If Laura, Suzanne, Debra and Rose go out for lunch, they will call each other Laura, Suzanne, Debra and Rose.

 

If Mike, Charlie, Bob and John go out, they   will affectionately refer to each other as Fat Boy, Godzilla, Peanut-Head and Scrappy.

EATING OUT

 

When the bill arrives, Mike, Charlie, Bob and   John will each throw in $20, even though it's only for $32.50. None of them will have   anything smaller, and none will actually admit they want change back.

 

When the girls get their bill, out come the   pocket calculators.

MONEY

 

A man will pay $2 for a $1 item he wants.

 

A woman will pay $1 for a $2 item that she   doesn't want.

BATHROOMS

 

A man has six items in his bathroom: a   toothbrush, shaving cream, razor, a bar of soap, and a towel from the Holiday Inn.

 

The average number of items in the typical   woman's bathroom is 337. A  man would not be able to identify most of these items.

ARGUMENTS

 

A woman has the last word in any argument.

 

Anything a man says after that is the   beginning of a new argument.

CATS

 

Women love cats.

 

Men say they love cats, but when women aren't   looking, men kick cats.

FUTURE

 

A woman worries about the future until she   gets a husband.

 

A man never worries about the future until he   gets a wife.

SUCCESS

 

A successful man is one who makes more money   than his wife can spend.

 

A successful woman is one who can find such a   man.

MARRIAGE

 

A woman marries a man expecting he will   change, but he doesn't.

 

A man marries a woman expecting that she won't   change and she does.

DRESSING UP

 

A woman will dress up to go shopping, water   the plants, empty the garbage, answer the phone, read a book, and get the mail.

 

A man will dress up for weddings and funerals.

NATURAL

 

Men wake up as good-looking as they went to   bed.

 

Women somehow deteriorate during the night.

OFFSPRING

 

Ah, children.

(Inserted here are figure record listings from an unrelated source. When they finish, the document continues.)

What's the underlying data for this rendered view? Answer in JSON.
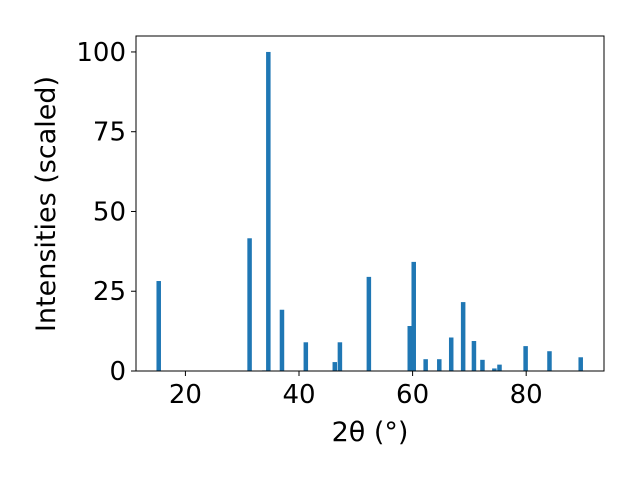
{
  "chart_data": {
    "type": "bar",
    "xlabel": "2θ (°)",
    "ylabel": "Intensities (scaled)",
    "xlim": [
      11.3,
      93.7
    ],
    "ylim": [
      0,
      105
    ],
    "xticks": [
      20,
      40,
      60,
      80
    ],
    "yticks": [
      0,
      25,
      50,
      75,
      100
    ],
    "grid": false,
    "bar_color": "#1f77b4",
    "x": [
      15.3,
      31.3,
      33.9,
      34.6,
      37.0,
      41.2,
      46.3,
      47.2,
      52.3,
      59.5,
      60.2,
      62.3,
      64.7,
      66.8,
      68.9,
      70.8,
      72.3,
      74.4,
      75.3,
      79.9,
      84.1,
      89.6
    ],
    "values": [
      28.2,
      41.6,
      0.2,
      100,
      19.2,
      9.0,
      2.8,
      9.0,
      29.5,
      14.1,
      34.2,
      3.7,
      3.7,
      10.5,
      21.6,
      9.4,
      3.5,
      0.8,
      2.0,
      7.8,
      6.2,
      4.3
    ]
  }
}
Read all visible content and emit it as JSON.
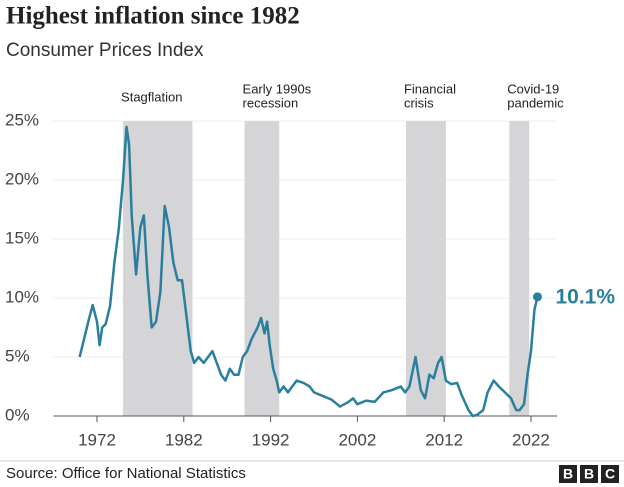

A woman knows all about her   children. She knows about dentist appointments and romances, best friends, favorite foods,   secret fears and hopes and dreams.

 

A man is vaguely aware of some short people   living in the house.

THOUGHT FOR THE DAY

 

Any married man should forget his mistakes.

 

There's no use in two people remembering the   same thing.